In contrast to the frustration that the above dealer and his son were experiencing, I just met with a dealer in his 70’s who is addressing this issue in a very satisfying and effective manner. John (not his real name), recognizes that his son is not the gregarious salesman and motivational leader that he is. The son, Bill (not his real name), is solid financially, good on administrative details, presents himself well with the public and manufacturers and has a good business sense. Therefore, John and Bill decided that the best approach was to hire a GM who could manage day to day operations and keep the troops fired up and selling. John continues to be involved but he is conscious about giving the spotlight and deferring decision making to his son and the GM. Due in large part to the father’s sensitivity to his own dominant personality and willingness to back off, his son welcomes Dad’s involvement and continued expert advice.
However, if you know you aren’t likely to back off, then probably you need to remove yourself for significant periods of time, as did another dealer with whom I have worked. Tom (not his real name) knew that he and his son George (not his real name), would definitely clash as George is extremely talented and opinionated, much like his father. In order for Tom’s succession goals to be accomplished, he knew he needed to give the reins to George. As a result, Tom spends at least six months in Florida.
This definitely helps in their situation, but there is one huge pitfall you must avoid, if you go this route. All too often, fathers exercise “seagull management”, i.e., fly in, poop all over everything and fly out! In other words, you can’t expect to show up every now and then and overturn major decisions that have been made. This is a recipe for business and family disaster!
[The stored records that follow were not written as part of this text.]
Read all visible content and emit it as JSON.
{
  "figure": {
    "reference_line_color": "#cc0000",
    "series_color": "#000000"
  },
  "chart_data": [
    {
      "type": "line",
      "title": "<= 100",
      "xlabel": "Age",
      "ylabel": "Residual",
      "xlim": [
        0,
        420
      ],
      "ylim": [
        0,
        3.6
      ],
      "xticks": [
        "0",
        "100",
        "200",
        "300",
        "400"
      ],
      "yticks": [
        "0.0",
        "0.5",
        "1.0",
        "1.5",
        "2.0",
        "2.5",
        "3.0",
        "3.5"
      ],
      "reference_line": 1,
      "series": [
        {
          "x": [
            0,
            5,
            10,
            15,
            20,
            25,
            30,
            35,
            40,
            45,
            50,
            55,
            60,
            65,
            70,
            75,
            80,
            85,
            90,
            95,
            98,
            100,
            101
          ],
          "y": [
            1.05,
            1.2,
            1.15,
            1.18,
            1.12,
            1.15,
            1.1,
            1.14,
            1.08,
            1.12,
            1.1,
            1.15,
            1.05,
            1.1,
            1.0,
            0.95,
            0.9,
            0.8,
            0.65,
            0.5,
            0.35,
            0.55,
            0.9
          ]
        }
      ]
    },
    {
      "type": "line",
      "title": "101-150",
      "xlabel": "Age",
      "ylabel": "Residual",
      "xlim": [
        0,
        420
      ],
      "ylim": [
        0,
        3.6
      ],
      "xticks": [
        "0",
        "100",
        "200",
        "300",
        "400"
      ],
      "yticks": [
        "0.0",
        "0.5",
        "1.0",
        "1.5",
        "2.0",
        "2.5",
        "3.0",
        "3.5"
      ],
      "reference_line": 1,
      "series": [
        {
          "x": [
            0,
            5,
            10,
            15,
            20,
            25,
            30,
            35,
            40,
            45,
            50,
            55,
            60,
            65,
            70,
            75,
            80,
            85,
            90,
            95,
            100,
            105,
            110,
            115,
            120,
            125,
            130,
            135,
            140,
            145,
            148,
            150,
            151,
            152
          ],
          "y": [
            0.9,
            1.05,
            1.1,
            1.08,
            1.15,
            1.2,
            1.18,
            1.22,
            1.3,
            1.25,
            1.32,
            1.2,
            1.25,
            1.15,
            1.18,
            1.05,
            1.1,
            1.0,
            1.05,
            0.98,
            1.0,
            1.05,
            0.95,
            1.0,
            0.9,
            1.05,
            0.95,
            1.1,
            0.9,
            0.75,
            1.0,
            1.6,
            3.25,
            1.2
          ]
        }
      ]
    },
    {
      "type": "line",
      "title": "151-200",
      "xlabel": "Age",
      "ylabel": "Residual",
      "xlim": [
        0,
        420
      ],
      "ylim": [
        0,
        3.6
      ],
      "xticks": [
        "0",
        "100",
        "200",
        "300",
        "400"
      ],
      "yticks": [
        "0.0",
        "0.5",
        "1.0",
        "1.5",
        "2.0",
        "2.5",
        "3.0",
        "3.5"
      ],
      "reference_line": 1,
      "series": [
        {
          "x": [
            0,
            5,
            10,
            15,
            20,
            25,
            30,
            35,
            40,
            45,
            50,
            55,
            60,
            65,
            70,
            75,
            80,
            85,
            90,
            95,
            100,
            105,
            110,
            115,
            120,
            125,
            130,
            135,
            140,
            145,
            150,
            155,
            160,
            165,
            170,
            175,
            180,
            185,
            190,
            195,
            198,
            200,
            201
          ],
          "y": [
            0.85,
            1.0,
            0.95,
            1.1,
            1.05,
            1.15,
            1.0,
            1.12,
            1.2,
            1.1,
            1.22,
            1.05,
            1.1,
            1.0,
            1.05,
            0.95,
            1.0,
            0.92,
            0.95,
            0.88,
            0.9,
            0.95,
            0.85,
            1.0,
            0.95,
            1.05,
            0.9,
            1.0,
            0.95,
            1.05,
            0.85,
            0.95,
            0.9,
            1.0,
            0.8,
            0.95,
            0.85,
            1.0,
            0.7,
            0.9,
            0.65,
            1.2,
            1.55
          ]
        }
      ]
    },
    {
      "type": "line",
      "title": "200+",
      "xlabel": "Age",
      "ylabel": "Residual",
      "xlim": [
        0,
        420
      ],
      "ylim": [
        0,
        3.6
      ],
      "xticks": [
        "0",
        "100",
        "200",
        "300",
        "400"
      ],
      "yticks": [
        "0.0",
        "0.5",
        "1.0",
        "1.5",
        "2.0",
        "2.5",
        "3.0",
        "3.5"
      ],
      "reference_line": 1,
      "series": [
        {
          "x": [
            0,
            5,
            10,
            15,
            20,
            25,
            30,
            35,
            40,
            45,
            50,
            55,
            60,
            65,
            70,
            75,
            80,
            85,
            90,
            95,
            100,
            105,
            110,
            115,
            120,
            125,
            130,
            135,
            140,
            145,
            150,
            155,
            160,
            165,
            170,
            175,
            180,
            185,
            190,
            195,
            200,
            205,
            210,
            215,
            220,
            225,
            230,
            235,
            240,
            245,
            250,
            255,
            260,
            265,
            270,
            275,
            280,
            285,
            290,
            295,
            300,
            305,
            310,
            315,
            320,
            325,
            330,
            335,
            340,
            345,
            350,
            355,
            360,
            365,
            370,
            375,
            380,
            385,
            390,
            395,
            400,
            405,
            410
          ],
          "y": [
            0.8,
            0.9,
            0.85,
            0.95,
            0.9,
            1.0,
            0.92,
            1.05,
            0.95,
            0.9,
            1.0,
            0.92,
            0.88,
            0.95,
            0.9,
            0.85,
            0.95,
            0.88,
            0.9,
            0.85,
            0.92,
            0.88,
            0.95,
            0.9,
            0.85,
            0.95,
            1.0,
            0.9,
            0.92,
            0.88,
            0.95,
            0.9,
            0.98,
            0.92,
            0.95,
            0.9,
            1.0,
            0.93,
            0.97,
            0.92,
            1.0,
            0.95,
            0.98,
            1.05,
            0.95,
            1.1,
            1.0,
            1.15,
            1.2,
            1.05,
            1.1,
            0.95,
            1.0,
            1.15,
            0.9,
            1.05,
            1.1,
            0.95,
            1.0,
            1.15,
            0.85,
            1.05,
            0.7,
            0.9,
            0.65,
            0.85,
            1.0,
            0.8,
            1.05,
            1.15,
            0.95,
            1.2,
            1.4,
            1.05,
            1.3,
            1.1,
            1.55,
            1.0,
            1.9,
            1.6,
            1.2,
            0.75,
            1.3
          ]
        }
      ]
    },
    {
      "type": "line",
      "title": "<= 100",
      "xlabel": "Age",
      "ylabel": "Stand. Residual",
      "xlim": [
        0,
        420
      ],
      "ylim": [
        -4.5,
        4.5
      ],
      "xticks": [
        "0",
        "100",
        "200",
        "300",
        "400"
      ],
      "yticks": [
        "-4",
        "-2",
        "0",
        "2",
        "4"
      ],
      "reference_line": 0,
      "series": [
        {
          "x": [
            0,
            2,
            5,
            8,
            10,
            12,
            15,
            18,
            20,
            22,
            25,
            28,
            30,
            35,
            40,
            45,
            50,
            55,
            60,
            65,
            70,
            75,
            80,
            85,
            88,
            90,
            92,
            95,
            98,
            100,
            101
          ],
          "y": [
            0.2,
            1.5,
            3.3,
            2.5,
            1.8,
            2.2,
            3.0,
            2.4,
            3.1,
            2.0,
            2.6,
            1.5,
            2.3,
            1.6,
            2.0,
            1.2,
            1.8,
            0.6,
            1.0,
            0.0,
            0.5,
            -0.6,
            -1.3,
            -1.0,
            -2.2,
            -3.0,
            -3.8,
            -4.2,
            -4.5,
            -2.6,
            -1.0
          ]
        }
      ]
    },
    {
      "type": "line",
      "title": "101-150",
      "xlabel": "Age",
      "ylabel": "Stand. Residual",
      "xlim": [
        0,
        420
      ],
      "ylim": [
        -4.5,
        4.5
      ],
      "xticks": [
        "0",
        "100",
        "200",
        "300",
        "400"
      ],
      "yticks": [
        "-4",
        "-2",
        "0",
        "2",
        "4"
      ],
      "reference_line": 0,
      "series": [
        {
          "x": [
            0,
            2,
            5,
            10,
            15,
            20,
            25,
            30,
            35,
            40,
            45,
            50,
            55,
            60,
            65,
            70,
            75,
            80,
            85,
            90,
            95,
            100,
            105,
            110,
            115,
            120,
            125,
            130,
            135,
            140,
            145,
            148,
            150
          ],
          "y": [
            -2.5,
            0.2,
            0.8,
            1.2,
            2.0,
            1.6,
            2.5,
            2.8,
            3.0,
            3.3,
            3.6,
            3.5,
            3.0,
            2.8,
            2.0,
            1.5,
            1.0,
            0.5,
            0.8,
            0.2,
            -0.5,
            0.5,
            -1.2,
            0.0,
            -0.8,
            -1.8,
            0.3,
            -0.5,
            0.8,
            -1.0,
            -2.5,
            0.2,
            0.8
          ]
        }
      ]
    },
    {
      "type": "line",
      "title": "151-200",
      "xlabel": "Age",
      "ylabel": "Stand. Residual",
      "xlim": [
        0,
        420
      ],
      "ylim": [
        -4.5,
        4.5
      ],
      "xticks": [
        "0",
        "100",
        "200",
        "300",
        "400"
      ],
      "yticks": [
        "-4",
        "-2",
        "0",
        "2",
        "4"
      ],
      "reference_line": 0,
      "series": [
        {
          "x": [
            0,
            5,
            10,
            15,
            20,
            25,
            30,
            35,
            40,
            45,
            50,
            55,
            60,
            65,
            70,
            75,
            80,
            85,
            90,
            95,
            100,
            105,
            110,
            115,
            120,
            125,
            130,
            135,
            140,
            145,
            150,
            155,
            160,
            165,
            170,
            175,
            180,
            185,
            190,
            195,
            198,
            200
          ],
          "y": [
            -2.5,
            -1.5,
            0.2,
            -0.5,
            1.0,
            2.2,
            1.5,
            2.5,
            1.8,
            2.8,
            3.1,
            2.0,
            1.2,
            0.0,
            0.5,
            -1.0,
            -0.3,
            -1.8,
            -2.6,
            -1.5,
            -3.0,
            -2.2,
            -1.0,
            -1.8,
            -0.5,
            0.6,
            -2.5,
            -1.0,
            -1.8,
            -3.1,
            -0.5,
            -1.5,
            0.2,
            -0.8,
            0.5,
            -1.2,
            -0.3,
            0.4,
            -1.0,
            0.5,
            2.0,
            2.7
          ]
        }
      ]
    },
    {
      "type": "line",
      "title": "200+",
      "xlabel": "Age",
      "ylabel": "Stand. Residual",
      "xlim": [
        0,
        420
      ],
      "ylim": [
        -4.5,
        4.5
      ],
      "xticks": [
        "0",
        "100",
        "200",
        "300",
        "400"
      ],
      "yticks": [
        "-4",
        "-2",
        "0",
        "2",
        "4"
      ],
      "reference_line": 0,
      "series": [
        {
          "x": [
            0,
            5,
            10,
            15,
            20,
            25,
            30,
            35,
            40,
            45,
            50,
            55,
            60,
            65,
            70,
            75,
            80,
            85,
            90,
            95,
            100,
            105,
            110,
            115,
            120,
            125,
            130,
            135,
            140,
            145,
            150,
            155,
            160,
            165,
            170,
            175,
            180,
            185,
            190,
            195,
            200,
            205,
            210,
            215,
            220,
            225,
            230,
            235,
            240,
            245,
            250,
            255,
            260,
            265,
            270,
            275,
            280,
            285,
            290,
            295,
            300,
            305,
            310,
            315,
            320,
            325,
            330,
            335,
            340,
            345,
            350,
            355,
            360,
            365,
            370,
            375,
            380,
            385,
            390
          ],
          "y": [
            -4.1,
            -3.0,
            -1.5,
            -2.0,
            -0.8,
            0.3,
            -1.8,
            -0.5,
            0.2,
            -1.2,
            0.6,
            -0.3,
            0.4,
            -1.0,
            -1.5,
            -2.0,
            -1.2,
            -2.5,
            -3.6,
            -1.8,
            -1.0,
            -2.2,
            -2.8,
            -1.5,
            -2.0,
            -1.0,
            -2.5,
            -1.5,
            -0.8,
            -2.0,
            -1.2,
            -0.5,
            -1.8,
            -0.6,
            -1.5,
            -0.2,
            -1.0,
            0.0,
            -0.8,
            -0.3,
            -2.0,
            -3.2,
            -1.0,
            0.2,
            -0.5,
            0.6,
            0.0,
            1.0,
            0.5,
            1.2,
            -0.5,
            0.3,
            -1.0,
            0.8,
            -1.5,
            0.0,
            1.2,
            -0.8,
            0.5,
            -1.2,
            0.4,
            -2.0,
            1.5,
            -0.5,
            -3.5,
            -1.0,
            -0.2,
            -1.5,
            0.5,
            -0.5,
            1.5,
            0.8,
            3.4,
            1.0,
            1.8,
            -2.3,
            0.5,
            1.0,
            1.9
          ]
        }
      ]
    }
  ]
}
Finally, expectations are extremely important and must be clearly stated and defined between a father and his children operating together in the family business. With the help of a trained succession advisor, you need to define and get on paper what each of you expects of the other in terms of decision making authority, time spent on the job, who is going to be responsible for what areas, profitability benchmarks, etc. Clearly defined expectations, agreed upon in writing, will make it more likely that fathers and their children can co-exist positively and effectively, both for the betterment of the business and your family. Hopefully, you too can echo the words of one dealer, “having my father involved with me in the dealership is wonderful!” Obviously, he is no longer living in Dad’s shadow.